Monday, November 27, 2017 by Jhoanna Robinson
Engineers that are closely working with the National Institute of Biomedical Imaging and Bioengineering (NIBIB) have created a small monitoring device, worn on the skin, that identifies alcohol levels in perspiration.
The new wearable monitor has the incentive of being non-invasive and unseen by other people, making it more applicable in settings where one would indulge in alcohol drinking. The device would allow people to temper their intake because the gadget would signal when the user is either drunk or dangerously close to being so.
“Measuring alcohol in sweat has been attempted before, but those technologies took two to three hours to measure alcohol levels. Our patch sends alcohol levels to your smartphone in just eight minutes, making real-time alcohol monitoring possible, practical, and personal,” said Patrick Mercier, Ph.D. at University of California, San Diego in La Jolla and study co-senior author.

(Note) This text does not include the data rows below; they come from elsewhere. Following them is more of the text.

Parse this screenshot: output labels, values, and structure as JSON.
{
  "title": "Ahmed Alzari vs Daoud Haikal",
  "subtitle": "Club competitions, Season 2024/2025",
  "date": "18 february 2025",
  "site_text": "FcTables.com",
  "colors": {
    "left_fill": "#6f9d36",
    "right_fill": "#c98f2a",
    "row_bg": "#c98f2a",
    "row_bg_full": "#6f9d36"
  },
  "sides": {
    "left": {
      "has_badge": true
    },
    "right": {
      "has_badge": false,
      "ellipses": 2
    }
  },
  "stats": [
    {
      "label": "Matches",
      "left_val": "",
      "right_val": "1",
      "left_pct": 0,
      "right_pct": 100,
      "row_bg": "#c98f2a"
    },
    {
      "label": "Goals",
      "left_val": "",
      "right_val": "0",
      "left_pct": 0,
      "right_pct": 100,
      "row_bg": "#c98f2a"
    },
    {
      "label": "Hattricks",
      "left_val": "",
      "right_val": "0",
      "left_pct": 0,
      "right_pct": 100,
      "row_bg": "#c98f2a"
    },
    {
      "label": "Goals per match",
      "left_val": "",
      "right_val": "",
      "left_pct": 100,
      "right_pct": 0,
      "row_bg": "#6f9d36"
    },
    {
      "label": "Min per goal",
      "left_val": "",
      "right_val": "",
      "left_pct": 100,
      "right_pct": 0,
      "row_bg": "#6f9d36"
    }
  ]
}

Around 88,000 individuals in the United States perish from alcohol-related incidents such as drunken driving, which accounted for almost 10,000 fatalities in 2014, according to the National Center for Statistics and Analysis.
Aside from NIBIB, the project was funded by the United States Department of Defense’s Defense Threat Reduction Agency, the Thai Development and Promotion of Science and Technology Talents, and the UCSD Center of Wearable Sensors.
Aside from the dangers on the road, heavy alcohol drinkers are also susceptible to dangers to the body, specifically the big C, which can affect the mouth and throat, the voice box, the liver, and to a lesser extent, some colorectal areas.
“The more you drink, the higher the risk. It’s a pretty linear dose-response,” said Dr. Clifford A. Hudis, the chief executive of the American Society of Clinical Oncology.
For her part, American Cancer Society vice president for epidemiology Susan Gapstur said: “The International Agency for Research on Cancer (IARC), which is part of the World Health Organization, first classified the consumption of alcoholic beverages as carcinogenic to humans in 1987, tying consumption to cancers of the mouth, throat, voice box, esophagus, and liver.”
In fact, a recent IARC report showed that alcohol, “is a cause of cancers of the oral cavity, pharynx, larynx, esophagus, colorectum, liver, and female breast,” with esophageal cancer being largely connected to squamous cell carcinoma.
“One way alcohol may lead to cancer is because the body metabolizes it into acetaldehyde, which causes changes and mutations in DNA. The formation of acetaldehyde starts when alcohol comes in contact with bacteria in the mouth, which may explain the link between alcohol and cancers of the throat, voice box, and esophagus,” Gapstur said.